- Native name: 萩嵜 繁博
- Born: 1962 (age 63–64) Kyoto
- Allegiance: Japan
- Branch: Maritime Self-Defense Force
- Rank: Lieutenant Commander

= Shigehiro Hagisaki =

Shigehiro Hagisaki (萩嵜 繁博, Hagisaki Shigehiro) (born 1962 in Kyoto) is a former Lieutenant Commander in the Maritime Self-Defense Force of Japan. He was found guilty of selling military secrets to Russia.

Hagisaki worked at the National Institute for Defense Studies. He was arrested on September 8, 2000 while meeting a Russian military attaché, Captain Viktor Bogatenkov, at a Tokyo restaurant. Hagisaki then confessed to passing secret information to Bogatenkov. Bogatenkov himself cited diplomatic immunity, and left the country shortly afterwards. According to Japanese officials, Hagisaki met with Bogatenkov or other Russian agents on at least ten occasions, and gave them information on defence plans, communications, and United States military activities in Japan. The arrest came shortly after a visit to Japan by Russian leader Vladimir Putin, during which politicians of both Russia and Japan had talked of warm relations between the two countries — as such, the revelations caused considerable public outcry.

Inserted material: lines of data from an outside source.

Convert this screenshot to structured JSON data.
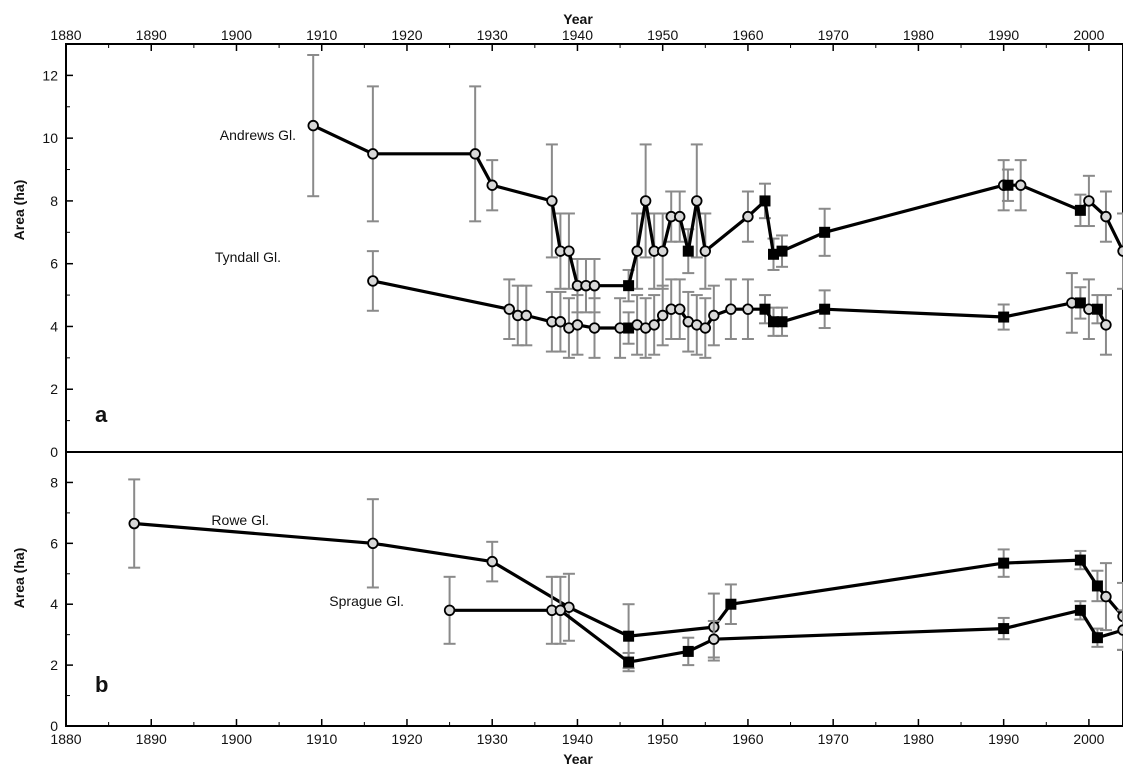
{
  "chart_data": [
    {
      "type": "line",
      "panel_label": "a",
      "xlabel": "Year",
      "ylabel": "Area (ha)",
      "xlim": [
        1880,
        2004
      ],
      "ylim": [
        0,
        13
      ],
      "x_ticks": [
        1880,
        1890,
        1900,
        1910,
        1920,
        1930,
        1940,
        1950,
        1960,
        1970,
        1980,
        1990,
        2000
      ],
      "y_ticks": [
        0,
        2,
        4,
        6,
        8,
        10,
        12
      ],
      "x_axis_position": "top",
      "grid": false,
      "legend": "none",
      "series": [
        {
          "name": "Andrews Gl.",
          "points": [
            {
              "x": 1909,
              "y": 10.4,
              "err": 2.25,
              "marker": "circle"
            },
            {
              "x": 1916,
              "y": 9.5,
              "err": 2.15,
              "marker": "circle"
            },
            {
              "x": 1928,
              "y": 9.5,
              "err": 2.15,
              "marker": "circle"
            },
            {
              "x": 1930,
              "y": 8.5,
              "err": 0.8,
              "marker": "circle"
            },
            {
              "x": 1937,
              "y": 8.0,
              "err": 1.8,
              "marker": "circle"
            },
            {
              "x": 1938,
              "y": 6.4,
              "err": 1.2,
              "marker": "circle"
            },
            {
              "x": 1939,
              "y": 6.4,
              "err": 1.2,
              "marker": "circle"
            },
            {
              "x": 1940,
              "y": 5.3,
              "err": 0.85,
              "marker": "circle"
            },
            {
              "x": 1941,
              "y": 5.3,
              "err": 0.85,
              "marker": "circle"
            },
            {
              "x": 1942,
              "y": 5.3,
              "err": 0.85,
              "marker": "circle"
            },
            {
              "x": 1946,
              "y": 5.3,
              "err": 0.5,
              "marker": "square"
            },
            {
              "x": 1947,
              "y": 6.4,
              "err": 1.2,
              "marker": "circle"
            },
            {
              "x": 1948,
              "y": 8.0,
              "err": 1.8,
              "marker": "circle"
            },
            {
              "x": 1949,
              "y": 6.4,
              "err": 1.2,
              "marker": "circle"
            },
            {
              "x": 1950,
              "y": 6.4,
              "err": 1.2,
              "marker": "circle"
            },
            {
              "x": 1951,
              "y": 7.5,
              "err": 0.8,
              "marker": "circle"
            },
            {
              "x": 1952,
              "y": 7.5,
              "err": 0.8,
              "marker": "circle"
            },
            {
              "x": 1953,
              "y": 6.4,
              "err": 0.7,
              "marker": "square"
            },
            {
              "x": 1954,
              "y": 8.0,
              "err": 1.8,
              "marker": "circle"
            },
            {
              "x": 1955,
              "y": 6.4,
              "err": 1.2,
              "marker": "circle"
            },
            {
              "x": 1960,
              "y": 7.5,
              "err": 0.8,
              "marker": "circle"
            },
            {
              "x": 1962,
              "y": 8.0,
              "err": 0.55,
              "marker": "square"
            },
            {
              "x": 1963,
              "y": 6.3,
              "err": 0.5,
              "marker": "square"
            },
            {
              "x": 1964,
              "y": 6.4,
              "err": 0.5,
              "marker": "square"
            },
            {
              "x": 1969,
              "y": 7.0,
              "err": 0.75,
              "marker": "square"
            },
            {
              "x": 1990,
              "y": 8.5,
              "err": 0.8,
              "marker": "circle"
            },
            {
              "x": 1990.5,
              "y": 8.5,
              "err": 0.5,
              "marker": "square"
            },
            {
              "x": 1992,
              "y": 8.5,
              "err": 0.8,
              "marker": "circle"
            },
            {
              "x": 1999,
              "y": 7.7,
              "err": 0.5,
              "marker": "square"
            },
            {
              "x": 2000,
              "y": 8.0,
              "err": 0.8,
              "marker": "circle"
            },
            {
              "x": 2002,
              "y": 7.5,
              "err": 0.8,
              "marker": "circle"
            },
            {
              "x": 2004,
              "y": 6.4,
              "err": 1.2,
              "marker": "circle"
            }
          ]
        },
        {
          "name": "Tyndall Gl.",
          "points": [
            {
              "x": 1916,
              "y": 5.45,
              "err": 0.95,
              "marker": "circle"
            },
            {
              "x": 1932,
              "y": 4.55,
              "err": 0.95,
              "marker": "circle"
            },
            {
              "x": 1933,
              "y": 4.35,
              "err": 0.95,
              "marker": "circle"
            },
            {
              "x": 1934,
              "y": 4.35,
              "err": 0.95,
              "marker": "circle"
            },
            {
              "x": 1937,
              "y": 4.15,
              "err": 0.95,
              "marker": "circle"
            },
            {
              "x": 1938,
              "y": 4.15,
              "err": 0.95,
              "marker": "circle"
            },
            {
              "x": 1939,
              "y": 3.95,
              "err": 0.95,
              "marker": "circle"
            },
            {
              "x": 1940,
              "y": 4.05,
              "err": 0.95,
              "marker": "circle"
            },
            {
              "x": 1942,
              "y": 3.95,
              "err": 0.95,
              "marker": "circle"
            },
            {
              "x": 1945,
              "y": 3.95,
              "err": 0.95,
              "marker": "circle"
            },
            {
              "x": 1946,
              "y": 3.95,
              "err": 0.5,
              "marker": "square"
            },
            {
              "x": 1947,
              "y": 4.05,
              "err": 0.95,
              "marker": "circle"
            },
            {
              "x": 1948,
              "y": 3.95,
              "err": 0.95,
              "marker": "circle"
            },
            {
              "x": 1949,
              "y": 4.05,
              "err": 0.95,
              "marker": "circle"
            },
            {
              "x": 1950,
              "y": 4.35,
              "err": 0.95,
              "marker": "circle"
            },
            {
              "x": 1951,
              "y": 4.55,
              "err": 0.95,
              "marker": "circle"
            },
            {
              "x": 1952,
              "y": 4.55,
              "err": 0.95,
              "marker": "circle"
            },
            {
              "x": 1953,
              "y": 4.15,
              "err": 0.95,
              "marker": "circle"
            },
            {
              "x": 1954,
              "y": 4.05,
              "err": 0.95,
              "marker": "circle"
            },
            {
              "x": 1955,
              "y": 3.95,
              "err": 0.95,
              "marker": "circle"
            },
            {
              "x": 1956,
              "y": 4.35,
              "err": 0.95,
              "marker": "circle"
            },
            {
              "x": 1958,
              "y": 4.55,
              "err": 0.95,
              "marker": "circle"
            },
            {
              "x": 1960,
              "y": 4.55,
              "err": 0.95,
              "marker": "circle"
            },
            {
              "x": 1962,
              "y": 4.55,
              "err": 0.45,
              "marker": "square"
            },
            {
              "x": 1963,
              "y": 4.15,
              "err": 0.45,
              "marker": "square"
            },
            {
              "x": 1964,
              "y": 4.15,
              "err": 0.45,
              "marker": "square"
            },
            {
              "x": 1969,
              "y": 4.55,
              "err": 0.6,
              "marker": "square"
            },
            {
              "x": 1990,
              "y": 4.3,
              "err": 0.4,
              "marker": "square"
            },
            {
              "x": 1998,
              "y": 4.75,
              "err": 0.95,
              "marker": "circle"
            },
            {
              "x": 1999,
              "y": 4.75,
              "err": 0.5,
              "marker": "square"
            },
            {
              "x": 2000,
              "y": 4.55,
              "err": 0.95,
              "marker": "circle"
            },
            {
              "x": 2001,
              "y": 4.55,
              "err": 0.45,
              "marker": "square"
            },
            {
              "x": 2002,
              "y": 4.05,
              "err": 0.95,
              "marker": "circle"
            }
          ]
        }
      ]
    },
    {
      "type": "line",
      "panel_label": "b",
      "xlabel": "Year",
      "ylabel": "Area (ha)",
      "xlim": [
        1880,
        2004
      ],
      "ylim": [
        0,
        9
      ],
      "x_ticks": [
        1880,
        1890,
        1900,
        1910,
        1920,
        1930,
        1940,
        1950,
        1960,
        1970,
        1980,
        1990,
        2000
      ],
      "y_ticks": [
        0,
        2,
        4,
        6,
        8
      ],
      "x_axis_position": "bottom",
      "grid": false,
      "legend": "none",
      "series": [
        {
          "name": "Rowe Gl.",
          "points": [
            {
              "x": 1888,
              "y": 6.65,
              "err": 1.45,
              "marker": "circle"
            },
            {
              "x": 1916,
              "y": 6.0,
              "err": 1.45,
              "marker": "circle"
            },
            {
              "x": 1930,
              "y": 5.4,
              "err": 0.65,
              "marker": "circle"
            },
            {
              "x": 1939,
              "y": 3.9,
              "err": 1.1,
              "marker": "circle"
            },
            {
              "x": 1946,
              "y": 2.95,
              "err": 1.05,
              "marker": "square"
            },
            {
              "x": 1956,
              "y": 3.25,
              "err": 1.1,
              "marker": "circle"
            },
            {
              "x": 1958,
              "y": 4.0,
              "err": 0.65,
              "marker": "square"
            },
            {
              "x": 1990,
              "y": 5.35,
              "err": 0.45,
              "marker": "square"
            },
            {
              "x": 1999,
              "y": 5.45,
              "err": 0.3,
              "marker": "square"
            },
            {
              "x": 2001,
              "y": 4.6,
              "err": 0.5,
              "marker": "square"
            },
            {
              "x": 2002,
              "y": 4.25,
              "err": 1.1,
              "marker": "circle"
            },
            {
              "x": 2004,
              "y": 3.6,
              "err": 1.1,
              "marker": "circle"
            }
          ]
        },
        {
          "name": "Sprague Gl.",
          "points": [
            {
              "x": 1925,
              "y": 3.8,
              "err": 1.1,
              "marker": "circle"
            },
            {
              "x": 1937,
              "y": 3.8,
              "err": 1.1,
              "marker": "circle"
            },
            {
              "x": 1938,
              "y": 3.8,
              "err": 1.1,
              "marker": "circle"
            },
            {
              "x": 1946,
              "y": 2.1,
              "err": 0.3,
              "marker": "square"
            },
            {
              "x": 1953,
              "y": 2.45,
              "err": 0.45,
              "marker": "square"
            },
            {
              "x": 1956,
              "y": 2.85,
              "err": 0.6,
              "marker": "circle"
            },
            {
              "x": 1990,
              "y": 3.2,
              "err": 0.35,
              "marker": "square"
            },
            {
              "x": 1999,
              "y": 3.8,
              "err": 0.3,
              "marker": "square"
            },
            {
              "x": 2001,
              "y": 2.9,
              "err": 0.3,
              "marker": "square"
            },
            {
              "x": 2004,
              "y": 3.15,
              "err": 0.65,
              "marker": "circle"
            }
          ]
        }
      ]
    }
  ]
}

When asked why he had assisted Bogatenkov, Hagisaki said that Bogatenkov had implied that he could assist with treatment for Hagisaki's ill son. Hagisaki also said that Bogatenkov had promised assistance obtaining historic information on the Soviet Navy which Hagisaki needed for a research project, and had been understanding of Hagisaki's strong religious views.

Hagisaki entered a guilty plea on November 27, 2000. The following year, he was given a 10-month prison sentence. He had already received a dishonorable discharge in October.